# Are these Pension Fees high?



## Sleahy (21 Jan 2015)

Hi,

My employer has offered to set up an Executive Pension for me and contribute Eur3,000 per year. He has asked me to do some research as to what I want.

I have contacted Zurich and had a guy who says he works directly for Zurich came out and offered the following:
Executive Pension - (No benefit in Kind and I can contribute when finances allow)
98% Allocation
1% Management Charge
Eur 3 per month policy fee.

Can I please ask are these fees and charges about right or are they high?

Thanks for your feedback.
Susan


----------



## TRS30 (21 Jan 2015)

Sleahy said:


> Hi,
> 
> My employer has offered to set up an Executive Pension for me and contribute Eur3,000 per year. He has asked me to do some research as to what I want.
> 
> ...



To my untrained eye they would seem high. 

You should be able to get 100% allocation and no monthly fee. An Annual Management Charge (AMC) of 1% is not terrible however not the lowest. 

My pension has an AMC of 0.55% and that is the only charge. This is a private pension through my employer.


----------



## Steven Barrett (21 Jan 2015)

The allocation rate is about right for a €250 per month pension. 

I wouldn't be happy with the policy fee though, that's another 1.2% of your premium. 

You are paying the advisors fees through commission on the pension. Ask you employer if they are willing to pay the advisor fee directly instead of it coming out of your pension pot. If they are willing to do that, you will get a better charging structure. 

Steven
www.bluewaterfp.ie


----------



## GSheehy (22 Jan 2015)

If you don't need advice on the product or investment funds, you can buy that product on an 'execution only' (no advice) basis online. Allocation rate 100% with no bid/offer spread so there's no entry/exit charges. The annual management charge is 1% (with the exception of external (Threadneedle) funds and SuperCapp Fund) and there's no policy fee. Because is an Executive Pension there is a Pensions Board Fee of €8.80 p.a.

If you need advice, you have to pay for it. You either pay for it via the allocation rate or separately by fee.


----------



## Sleahy (22 Jan 2015)

GSheehy said:


> If you don't need advice on the product or investment funds, you can buy that product on an 'execution only' (no advice) basis online. Allocation rate 100% with no bid/offer spread so there's no entry/exit charges. The annual management charge is 1% (with the exception of external (Threadneedle) funds and SuperCapp Fund) and there's no policy fee. Because is an Executive Pension there is a Pensions Board Fee of €8.80 p.a.
> 
> If you need advice, you have to pay for it. You either pay for it via the allocation rate or separately by fee.



Thanks for your advise. Where would I go about organising an execution only pension and would this be ok for someone who has little knowledge of the markets?
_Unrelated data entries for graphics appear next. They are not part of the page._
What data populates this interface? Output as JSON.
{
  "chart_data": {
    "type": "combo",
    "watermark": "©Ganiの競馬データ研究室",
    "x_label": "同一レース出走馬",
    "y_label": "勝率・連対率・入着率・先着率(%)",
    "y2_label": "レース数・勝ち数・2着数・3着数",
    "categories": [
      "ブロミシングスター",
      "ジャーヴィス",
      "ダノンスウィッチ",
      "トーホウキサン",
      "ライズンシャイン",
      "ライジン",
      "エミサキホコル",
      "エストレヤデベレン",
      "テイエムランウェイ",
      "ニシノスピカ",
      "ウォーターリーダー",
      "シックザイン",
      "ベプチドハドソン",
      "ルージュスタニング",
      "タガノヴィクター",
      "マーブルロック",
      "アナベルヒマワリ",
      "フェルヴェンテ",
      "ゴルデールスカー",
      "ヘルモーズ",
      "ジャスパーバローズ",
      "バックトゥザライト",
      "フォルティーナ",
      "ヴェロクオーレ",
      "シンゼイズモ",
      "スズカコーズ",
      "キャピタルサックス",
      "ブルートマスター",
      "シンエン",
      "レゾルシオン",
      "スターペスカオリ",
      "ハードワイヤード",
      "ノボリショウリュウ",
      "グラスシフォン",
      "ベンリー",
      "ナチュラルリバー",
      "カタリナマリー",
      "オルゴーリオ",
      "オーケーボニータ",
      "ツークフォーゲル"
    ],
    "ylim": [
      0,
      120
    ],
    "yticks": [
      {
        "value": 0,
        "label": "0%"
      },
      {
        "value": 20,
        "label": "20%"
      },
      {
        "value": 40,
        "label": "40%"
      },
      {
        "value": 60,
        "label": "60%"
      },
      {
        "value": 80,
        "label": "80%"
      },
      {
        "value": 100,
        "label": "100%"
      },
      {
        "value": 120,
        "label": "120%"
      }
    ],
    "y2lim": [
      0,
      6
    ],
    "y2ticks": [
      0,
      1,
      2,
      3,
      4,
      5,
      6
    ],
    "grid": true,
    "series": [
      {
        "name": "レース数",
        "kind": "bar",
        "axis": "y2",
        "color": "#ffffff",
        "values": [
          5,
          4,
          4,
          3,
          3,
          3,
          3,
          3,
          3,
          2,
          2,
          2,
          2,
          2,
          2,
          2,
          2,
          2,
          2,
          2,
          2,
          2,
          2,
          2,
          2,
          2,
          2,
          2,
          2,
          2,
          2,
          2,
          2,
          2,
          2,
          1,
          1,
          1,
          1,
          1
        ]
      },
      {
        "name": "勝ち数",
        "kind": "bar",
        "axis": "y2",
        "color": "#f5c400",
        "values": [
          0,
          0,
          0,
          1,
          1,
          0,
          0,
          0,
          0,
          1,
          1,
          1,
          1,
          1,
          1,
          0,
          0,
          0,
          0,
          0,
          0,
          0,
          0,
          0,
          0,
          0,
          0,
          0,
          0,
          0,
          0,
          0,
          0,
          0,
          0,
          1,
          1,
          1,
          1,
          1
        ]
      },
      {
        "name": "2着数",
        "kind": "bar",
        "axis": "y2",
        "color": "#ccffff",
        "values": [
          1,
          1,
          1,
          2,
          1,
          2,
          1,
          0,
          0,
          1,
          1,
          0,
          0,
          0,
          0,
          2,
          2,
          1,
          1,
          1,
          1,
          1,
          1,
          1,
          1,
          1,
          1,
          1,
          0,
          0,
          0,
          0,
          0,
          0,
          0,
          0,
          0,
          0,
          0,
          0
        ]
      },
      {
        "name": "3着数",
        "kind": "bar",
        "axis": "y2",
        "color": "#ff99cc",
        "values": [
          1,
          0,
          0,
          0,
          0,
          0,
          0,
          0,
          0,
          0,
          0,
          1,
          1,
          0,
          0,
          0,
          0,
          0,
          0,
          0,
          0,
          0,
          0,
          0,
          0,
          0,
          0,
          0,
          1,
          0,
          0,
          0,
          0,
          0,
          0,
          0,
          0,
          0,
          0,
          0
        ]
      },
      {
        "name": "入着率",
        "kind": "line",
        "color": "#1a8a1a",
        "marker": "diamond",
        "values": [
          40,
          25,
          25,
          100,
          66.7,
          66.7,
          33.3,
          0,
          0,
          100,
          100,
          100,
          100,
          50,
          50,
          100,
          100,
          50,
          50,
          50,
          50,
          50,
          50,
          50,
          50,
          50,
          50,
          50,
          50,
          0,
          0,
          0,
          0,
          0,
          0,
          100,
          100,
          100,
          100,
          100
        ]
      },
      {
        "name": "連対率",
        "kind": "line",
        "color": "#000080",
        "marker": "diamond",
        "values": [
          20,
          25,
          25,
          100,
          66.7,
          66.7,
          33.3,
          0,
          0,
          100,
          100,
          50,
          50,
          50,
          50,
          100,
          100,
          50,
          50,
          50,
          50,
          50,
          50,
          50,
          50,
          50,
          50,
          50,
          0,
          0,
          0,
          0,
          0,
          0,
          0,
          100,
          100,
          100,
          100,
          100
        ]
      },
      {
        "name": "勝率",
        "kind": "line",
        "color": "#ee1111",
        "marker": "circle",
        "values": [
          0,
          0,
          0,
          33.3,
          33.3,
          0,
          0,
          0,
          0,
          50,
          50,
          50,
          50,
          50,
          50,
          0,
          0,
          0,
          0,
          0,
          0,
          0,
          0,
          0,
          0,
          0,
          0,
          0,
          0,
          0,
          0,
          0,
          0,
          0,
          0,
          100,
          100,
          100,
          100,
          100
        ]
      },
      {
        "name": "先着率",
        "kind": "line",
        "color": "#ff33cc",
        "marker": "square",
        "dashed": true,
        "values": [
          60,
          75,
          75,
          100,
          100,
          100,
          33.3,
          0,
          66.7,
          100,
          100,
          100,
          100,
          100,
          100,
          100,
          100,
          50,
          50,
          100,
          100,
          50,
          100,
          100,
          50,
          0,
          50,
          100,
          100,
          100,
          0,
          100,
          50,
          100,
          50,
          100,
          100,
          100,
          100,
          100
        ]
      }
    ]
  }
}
Who apart from Zurich would you advise that I could approach for an Executive pension with low fees? Every one needs to make a living so I am not looking for something for nothing, its is just as this is my pension to organise, I really want to make the most of it too.

Thanks,
Susan


----------



## Sleahy (27 Jan 2015)

Hi, An update on my fees.

I went back to the guy from Zurich and asked could be do better, and the new fee structure being offered is:
100% Allocation
1% Management Charge
Eur 3 per month policy fee.

Can I please ask for feedback on this? 
Thanks for your time.
Susan


----------



## Steven Barrett (27 Jan 2015)

I can't find that contract structure. 

You need to get rid of the policy fee, it's 1.2% of your premium. 

Steven
www.bluewaterfp.ie


----------



## Sleahy (27 Jan 2015)

Thanks Steven,

Would I be better off with the 98% allocation and losing the policy fee? He said that nothing can be done with the fee.
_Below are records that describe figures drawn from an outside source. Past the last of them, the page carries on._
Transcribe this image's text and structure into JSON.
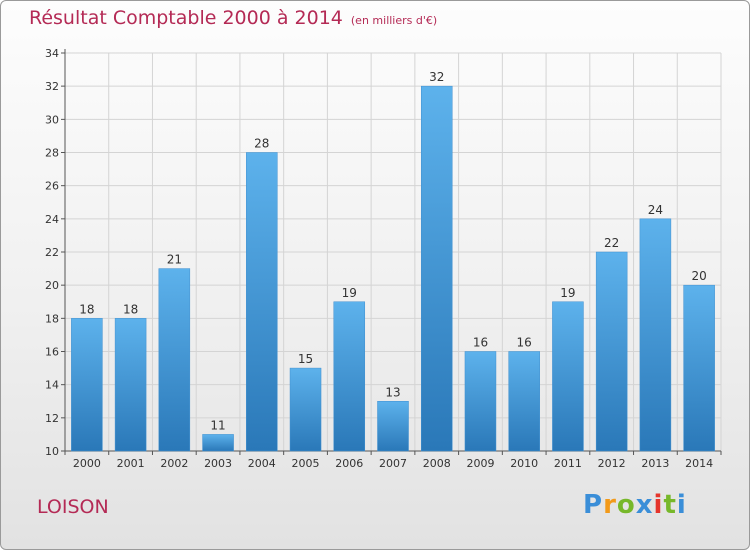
{
  "title": "Résultat Comptable 2000 à 2014",
  "unit_note": "(en milliers d'€)",
  "commune": "LOISON",
  "logo": {
    "text": "Proxiti",
    "letters": [
      {
        "ch": "P",
        "color": "#3a8ed8"
      },
      {
        "ch": "r",
        "color": "#f29a1a"
      },
      {
        "ch": "o",
        "color": "#77b82a"
      },
      {
        "ch": "x",
        "color": "#3a8ed8"
      },
      {
        "ch": "i",
        "color": "#e5352c"
      },
      {
        "ch": "t",
        "color": "#77b82a"
      },
      {
        "ch": "i",
        "color": "#3a8ed8"
      }
    ]
  },
  "chart_data": {
    "type": "bar",
    "title": "Résultat Comptable 2000 à 2014",
    "subtitle": "(en milliers d'€)",
    "categories": [
      "2000",
      "2001",
      "2002",
      "2003",
      "2004",
      "2005",
      "2006",
      "2007",
      "2008",
      "2009",
      "2010",
      "2011",
      "2012",
      "2013",
      "2014"
    ],
    "values": [
      18,
      18,
      21,
      11,
      28,
      15,
      19,
      13,
      32,
      16,
      16,
      19,
      22,
      24,
      20
    ],
    "ylim": [
      10,
      34
    ],
    "yticks": [
      10,
      12,
      14,
      16,
      18,
      20,
      22,
      24,
      26,
      28,
      30,
      32,
      34
    ],
    "grid": true,
    "data_labels": true,
    "colors": {
      "bar_top": "#5db2ec",
      "bar_bottom": "#2a78b8",
      "axis_text": "#333333",
      "grid": "#d4d4d4"
    }
  }
}
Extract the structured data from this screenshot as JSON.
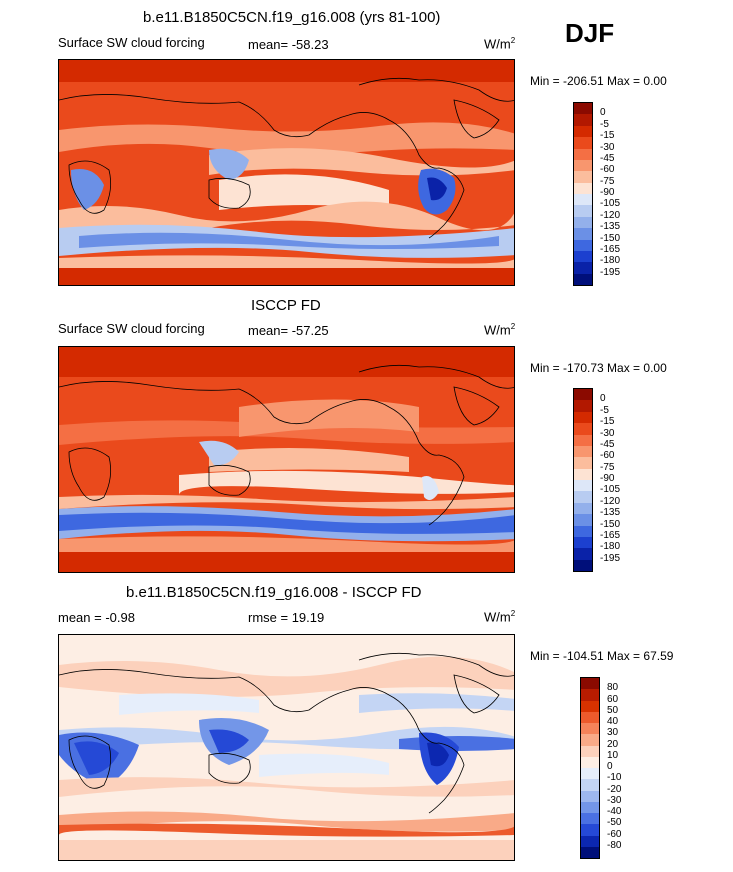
{
  "season": "DJF",
  "panels": [
    {
      "title": "b.e11.B1850C5CN.f19_g16.008 (yrs 81-100)",
      "left_label": "Surface SW cloud forcing",
      "center_label": "mean= -58.23",
      "units_base": "W/m",
      "units_exp": "2",
      "minmax": "Min = -206.51 Max =   0.00",
      "colorbar_labels": [
        "0",
        "-5",
        "-15",
        "-30",
        "-45",
        "-60",
        "-75",
        "-90",
        "-105",
        "-120",
        "-135",
        "-150",
        "-165",
        "-180",
        "-195"
      ]
    },
    {
      "title": "ISCCP FD",
      "left_label": "Surface SW cloud forcing",
      "center_label": "mean= -57.25",
      "units_base": "W/m",
      "units_exp": "2",
      "minmax": "Min = -170.73 Max =   0.00",
      "colorbar_labels": [
        "0",
        "-5",
        "-15",
        "-30",
        "-45",
        "-60",
        "-75",
        "-90",
        "-105",
        "-120",
        "-135",
        "-150",
        "-165",
        "-180",
        "-195"
      ]
    },
    {
      "title": "b.e11.B1850C5CN.f19_g16.008 - ISCCP FD",
      "left_label": "mean =  -0.98",
      "center_label": "rmse =  19.19",
      "units_base": "W/m",
      "units_exp": "2",
      "minmax": "Min = -104.51 Max =  67.59",
      "colorbar_labels": [
        "80",
        "60",
        "50",
        "40",
        "30",
        "20",
        "10",
        "0",
        "-10",
        "-20",
        "-30",
        "-40",
        "-50",
        "-60",
        "-80"
      ]
    }
  ],
  "colors": {
    "abs_scale": [
      "#8b0a00",
      "#b21800",
      "#d42a00",
      "#ea4a1c",
      "#f46f44",
      "#f8966e",
      "#fbbd9d",
      "#fde3d3",
      "#dde7f8",
      "#b8ccf1",
      "#93b0eb",
      "#6b90e6",
      "#3e68e0",
      "#1c40cf",
      "#0a22a8",
      "#000f7a"
    ],
    "diff_scale": [
      "#8b0a00",
      "#b81c00",
      "#d83200",
      "#ec5a2c",
      "#f5835a",
      "#f9aa88",
      "#fcd1bc",
      "#fdeee4",
      "#e6eefb",
      "#c4d5f4",
      "#9db7ee",
      "#7396e8",
      "#4a70e2",
      "#2549d6",
      "#0c27b0",
      "#000f7a"
    ]
  }
}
Maybe I should go elsewhere, do you offer what I am looking for and could you pm me on charges?

Thanks,
Susan


----------



## Steven Barrett (28 Jan 2015)

I don't understand that. Zurich Life have contracts with 100% allocation and a 1% annual management fee. There is a broker commission on that contract. 
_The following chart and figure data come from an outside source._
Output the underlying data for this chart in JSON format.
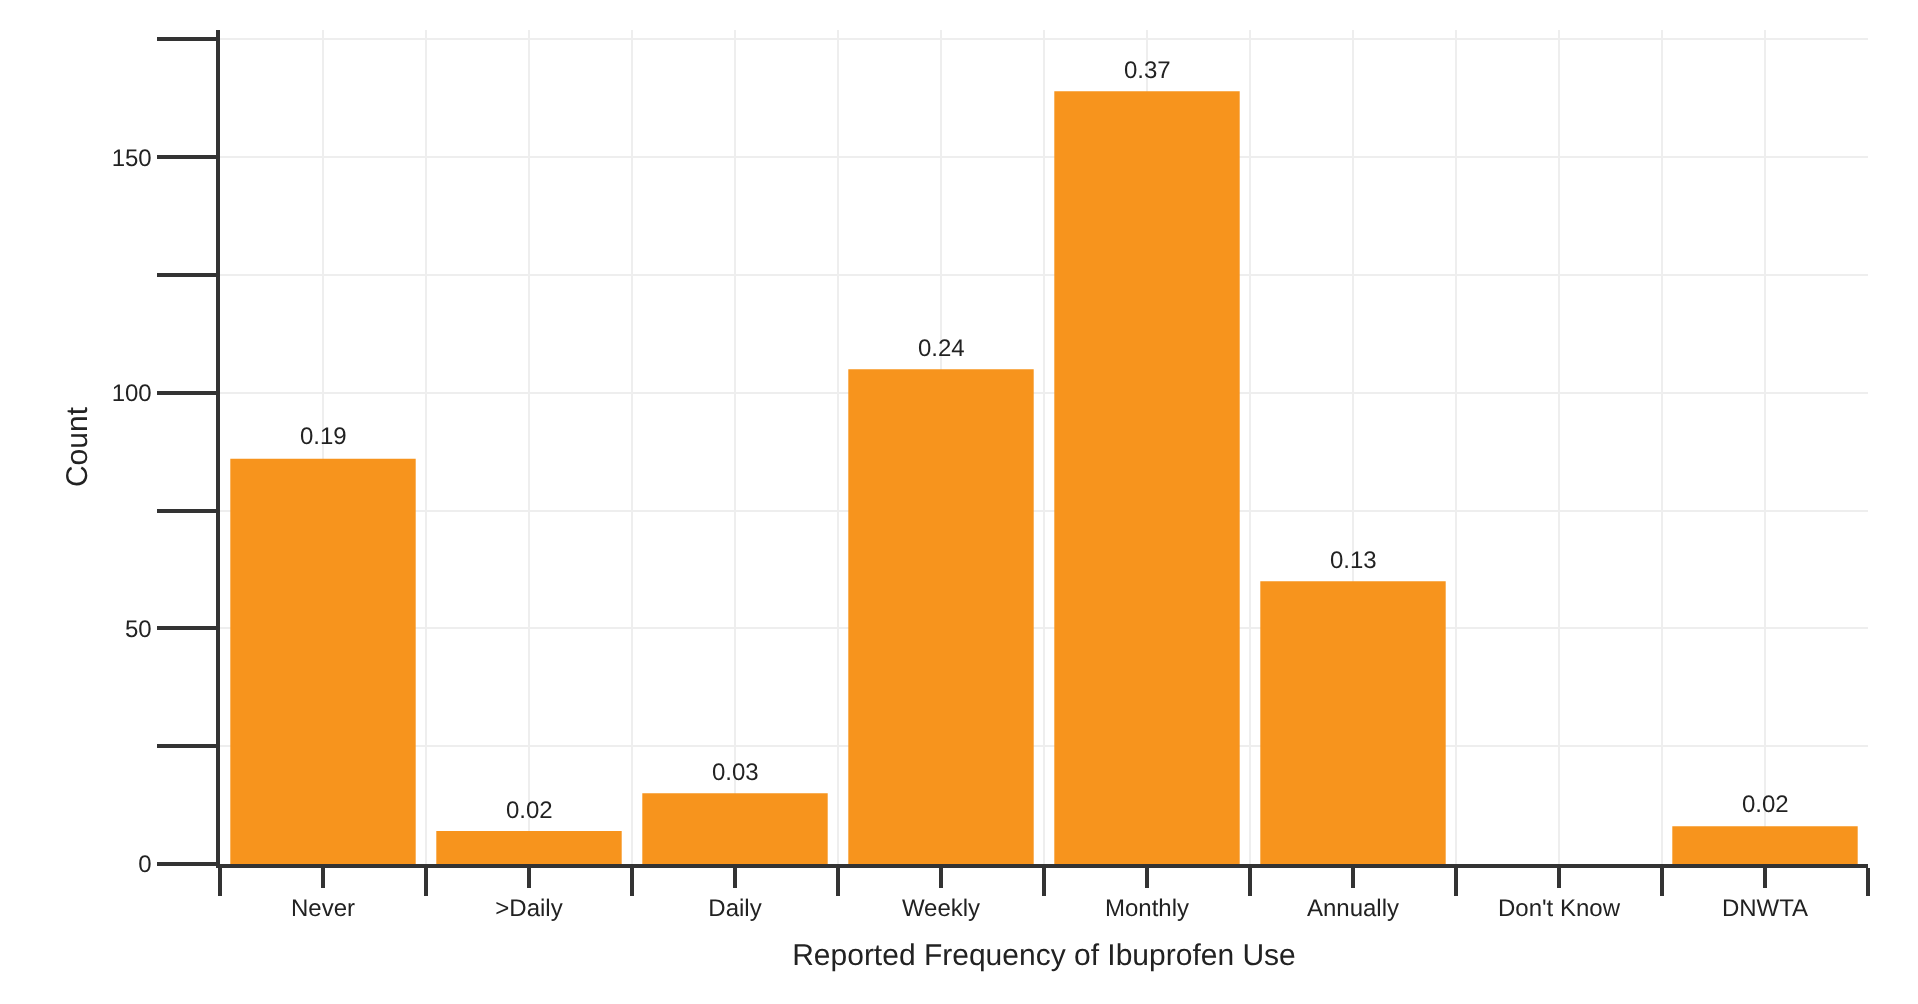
{
  "chart_data": {
    "type": "bar",
    "xlabel": "Reported Frequency of Ibuprofen Use",
    "ylabel": "Count",
    "categories": [
      "Never",
      ">Daily",
      "Daily",
      "Weekly",
      "Monthly",
      "Annually",
      "Don't Know",
      "DNWTA"
    ],
    "values": [
      86,
      7,
      15,
      105,
      164,
      60,
      0,
      8
    ],
    "annotations": [
      {
        "text": "0.19",
        "x": "Never",
        "y": 86
      },
      {
        "text": "0.02",
        "x": ">Daily",
        "y": 7
      },
      {
        "text": "0.03",
        "x": "Daily",
        "y": 15
      },
      {
        "text": "0.24",
        "x": "Weekly",
        "y": 105
      },
      {
        "text": "0.37",
        "x": "Monthly",
        "y": 164
      },
      {
        "text": "0.13",
        "x": "Annually",
        "y": 60
      },
      {
        "text": "0.02",
        "x": "DNWTA",
        "y": 8
      }
    ],
    "color": "#f7941d",
    "ylim": [
      0,
      177
    ],
    "yticks": [
      0,
      {
        "value": 25,
        "label": null
      },
      50,
      {
        "value": 75,
        "label": null
      },
      100,
      {
        "value": 125,
        "label": null
      },
      150,
      {
        "value": 175,
        "label": null
      }
    ],
    "grid": true
  }
}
If you want me to look at things for you, call me on 086 020 6087 tomorrow. 

Regards

Steven


----------



## GSheehy (29 Jan 2015)

Sleahy said:


> Thanks for your advise. Where would I go about organising an execution only pension and would this be ok for someone who has little knowledge of the markets?



You can contact a broker and ask if they will set up an execution only executive pension for you. They will charge you a fee for doing. A Bank or Direct Sales cannot do this for you. Well, at least I've never heard of them doing 'execution only' for a fee.  Just tell them what you want and what company you want it with  ie 100% Allocation & 1% AMC with XYZ Company. That's the whole idea of the execution only method of purchase, you decide on the Company, the Product and the Funds.

If you want to buy a Zurich Life pension product on a full execution basis only (no advice whatsoever), you can do so [broken link removed]  (Disclosure - this is my website)

If you don't have the confidence to select a fund (or funds) or aren't happy with the default investment strategies available under the contact (eg PensionStar with Zurich Life), you can pay separately for this advice. There's also a 'Risk Profiler' tool available on this page which may help you.  


I've a feeling that the contract you are being offered directly by Zurich might be the 'Flexible Retirement Plan' - This has a policy fee (but it's €3.50pm according to my manual) and it also has a Bid/Offer spread of 5%.


----------